His file drawer estimate agreed with that of Honorton, requiring
423 unreported, null studies to negate the significance of the
database. Here it is worth noting that another critic, Blackmore
[18] conducted a survey to discover the number of unreported
ganzfeld studies in 1980, prior to the Honorton/Hyman debate.
Her survey found 32 unreported studies, of which 12 were never
completed, and one could not be analysed. Of the remaining 19
studies, 14 were judged by Blackmore to have adequate methodology,
with 5 of these (36 percent) reporting significant results. She
concluded that ``the bias introduced by selective reporting of
ESP ganzfeld studies is not a major contributor to the overall
proportion of significant results'' (p. 217). Rosenthal, after
considering the possible influence of various flaws upon study
outcome, concluded that the overall hit rate of the studies could
be estimated to be 33 percent, whereas chance expectancy was
25 percent.
In 1986 Honorton and Hyman published a ``Joint Communiqué'' [19] in which they agreed that there was an overall effect in the database, but continued to disagree as to what extent this effect may have been influenced by methodological flaws. In their communiqué they outlined the necessary methodological precautions that should be taken to avoid the possibility of future studies giving rise to the same level of debate that had surrounded the previous ones. They concluded that more studies needed to be conducted, using the controls they had documented, before any final verdict about the database could be reached.
Honorton and his research team proceeded to design a new ganzfeld system which met the criteria he and Hyman had specified in their communiqué. This system, and studies using it, are referred to as ``autoganzfeld studies'', as much of the procedure is under automated computer control in order to avoid the problems found in some of the earlier studies. Before Honorton's lab closed in 1989, 11 experimental series, representing 355 sessions, conducted by eight experimenters, had been collected using the autoganzfeld. Honorton et al. [15] published a summary of the autoganzfeld studies and compared them with his earlier meta-analysis. The autoganzfeld sessions yielded overall significant results ( z = 3.89, p = 0.00005), with an obtained hit rate of 34.4 percent (with 25 percent being chance expectancy). The effect sizes by series and by experimenter were both homogeneous. Comparing the autoganzfeld outcomes to those of the 28 studies of the earlier meta-analysis revealed very similar outcomes, with the autoganzfeld showing slightly better ESP scoring than that obtained in the earlier studies (autoganzfeld results by series: effect size or es = .29, earlier 28 meta-analysis studies by experiment: es = .28).
Hyman, in 1991 [20] commenting upon a presentation of these results
by the statistician, Utts [12], concluded that ``Honorton's experiments
have produced intriguing results. If, as Utts suggests, independent
laboratories can produce similar results with the same relationships
and with the same attention to rigorous methodology, then parapsychology
may indeed have finally captured its elusive quarry.'' (p. 392).

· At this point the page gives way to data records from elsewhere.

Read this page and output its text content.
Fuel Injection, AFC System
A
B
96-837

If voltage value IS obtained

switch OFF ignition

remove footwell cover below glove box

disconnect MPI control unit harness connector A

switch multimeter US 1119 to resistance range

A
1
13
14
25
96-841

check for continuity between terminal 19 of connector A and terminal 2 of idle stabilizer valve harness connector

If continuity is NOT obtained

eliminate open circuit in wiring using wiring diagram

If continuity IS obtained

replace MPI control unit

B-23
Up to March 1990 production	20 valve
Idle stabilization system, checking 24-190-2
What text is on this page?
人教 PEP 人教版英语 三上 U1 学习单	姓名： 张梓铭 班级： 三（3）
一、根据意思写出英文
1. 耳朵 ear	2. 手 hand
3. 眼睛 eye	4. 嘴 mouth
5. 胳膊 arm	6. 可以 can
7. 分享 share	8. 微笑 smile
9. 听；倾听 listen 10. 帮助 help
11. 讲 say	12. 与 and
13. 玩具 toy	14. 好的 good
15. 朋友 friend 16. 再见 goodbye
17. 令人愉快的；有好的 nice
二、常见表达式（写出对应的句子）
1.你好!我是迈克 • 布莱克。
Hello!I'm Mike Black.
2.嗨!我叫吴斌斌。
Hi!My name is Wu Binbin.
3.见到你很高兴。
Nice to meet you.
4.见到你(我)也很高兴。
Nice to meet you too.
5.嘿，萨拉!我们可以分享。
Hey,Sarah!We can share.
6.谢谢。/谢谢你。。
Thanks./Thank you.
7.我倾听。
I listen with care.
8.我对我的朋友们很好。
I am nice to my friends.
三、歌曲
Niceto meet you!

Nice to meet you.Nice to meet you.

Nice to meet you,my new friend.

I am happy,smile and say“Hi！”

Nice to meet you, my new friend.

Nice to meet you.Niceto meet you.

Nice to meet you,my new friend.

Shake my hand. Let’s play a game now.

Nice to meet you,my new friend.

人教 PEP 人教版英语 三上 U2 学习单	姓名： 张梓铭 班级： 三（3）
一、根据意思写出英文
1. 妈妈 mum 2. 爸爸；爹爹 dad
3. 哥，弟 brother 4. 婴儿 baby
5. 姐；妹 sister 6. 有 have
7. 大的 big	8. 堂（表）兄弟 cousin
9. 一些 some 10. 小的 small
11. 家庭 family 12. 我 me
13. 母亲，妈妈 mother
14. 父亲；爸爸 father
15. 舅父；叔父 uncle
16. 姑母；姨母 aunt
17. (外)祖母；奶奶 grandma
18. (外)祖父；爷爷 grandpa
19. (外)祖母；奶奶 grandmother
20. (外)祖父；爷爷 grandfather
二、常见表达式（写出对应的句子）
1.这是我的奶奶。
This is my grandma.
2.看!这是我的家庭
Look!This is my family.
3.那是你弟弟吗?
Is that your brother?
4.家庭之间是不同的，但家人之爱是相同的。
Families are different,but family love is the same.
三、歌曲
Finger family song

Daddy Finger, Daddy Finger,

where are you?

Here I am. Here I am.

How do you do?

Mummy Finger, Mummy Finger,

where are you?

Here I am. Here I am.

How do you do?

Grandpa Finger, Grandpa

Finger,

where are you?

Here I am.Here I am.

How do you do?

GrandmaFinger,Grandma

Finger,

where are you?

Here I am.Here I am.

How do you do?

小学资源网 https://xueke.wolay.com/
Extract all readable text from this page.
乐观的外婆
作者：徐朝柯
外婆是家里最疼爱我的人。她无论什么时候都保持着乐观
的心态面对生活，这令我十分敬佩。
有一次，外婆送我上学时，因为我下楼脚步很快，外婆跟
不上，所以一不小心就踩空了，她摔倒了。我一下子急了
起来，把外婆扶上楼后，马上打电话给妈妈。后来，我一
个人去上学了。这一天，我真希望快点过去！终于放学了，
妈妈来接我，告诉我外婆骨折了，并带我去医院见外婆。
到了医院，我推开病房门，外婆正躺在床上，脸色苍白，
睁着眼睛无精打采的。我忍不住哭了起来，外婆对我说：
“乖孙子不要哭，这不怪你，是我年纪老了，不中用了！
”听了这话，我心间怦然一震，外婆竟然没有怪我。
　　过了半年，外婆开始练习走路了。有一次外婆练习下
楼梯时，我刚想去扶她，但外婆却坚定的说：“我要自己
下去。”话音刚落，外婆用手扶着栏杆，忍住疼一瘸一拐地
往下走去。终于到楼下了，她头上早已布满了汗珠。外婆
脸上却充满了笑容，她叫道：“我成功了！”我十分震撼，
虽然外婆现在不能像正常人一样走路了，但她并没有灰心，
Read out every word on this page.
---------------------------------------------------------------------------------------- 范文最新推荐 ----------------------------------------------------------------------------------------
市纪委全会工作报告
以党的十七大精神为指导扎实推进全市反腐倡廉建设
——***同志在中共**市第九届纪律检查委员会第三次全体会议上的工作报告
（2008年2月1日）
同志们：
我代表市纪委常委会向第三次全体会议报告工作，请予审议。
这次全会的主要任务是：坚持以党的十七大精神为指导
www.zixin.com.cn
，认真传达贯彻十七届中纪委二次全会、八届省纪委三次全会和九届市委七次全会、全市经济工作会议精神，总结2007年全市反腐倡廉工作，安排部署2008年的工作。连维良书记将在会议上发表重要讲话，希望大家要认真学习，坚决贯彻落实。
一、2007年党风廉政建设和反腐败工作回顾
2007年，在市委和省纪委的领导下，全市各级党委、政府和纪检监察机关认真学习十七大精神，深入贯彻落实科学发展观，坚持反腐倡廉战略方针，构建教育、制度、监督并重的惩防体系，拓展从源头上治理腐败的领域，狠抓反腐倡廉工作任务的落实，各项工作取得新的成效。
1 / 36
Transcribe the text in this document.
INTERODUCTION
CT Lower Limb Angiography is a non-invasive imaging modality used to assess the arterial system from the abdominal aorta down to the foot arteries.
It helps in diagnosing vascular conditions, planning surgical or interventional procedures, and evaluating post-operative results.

Replications are currently being undertaken at various labs;
the only replication using a full autoganzfeld environment which
has been reported to date was conducted at the University of
Edinburgh [21], where the obtained significant, overall hit rate
was 33 percent (
). This outcome is consistent with Honorton's
autoganzfeld scoring rate of 34.4 percent, and replicates Rosenthal's
hit rate estimate based on the earlier ganzfeld studies. The
procedure for the Edinburgh study incorporated additional safeguards
against subject and experimenter fraud.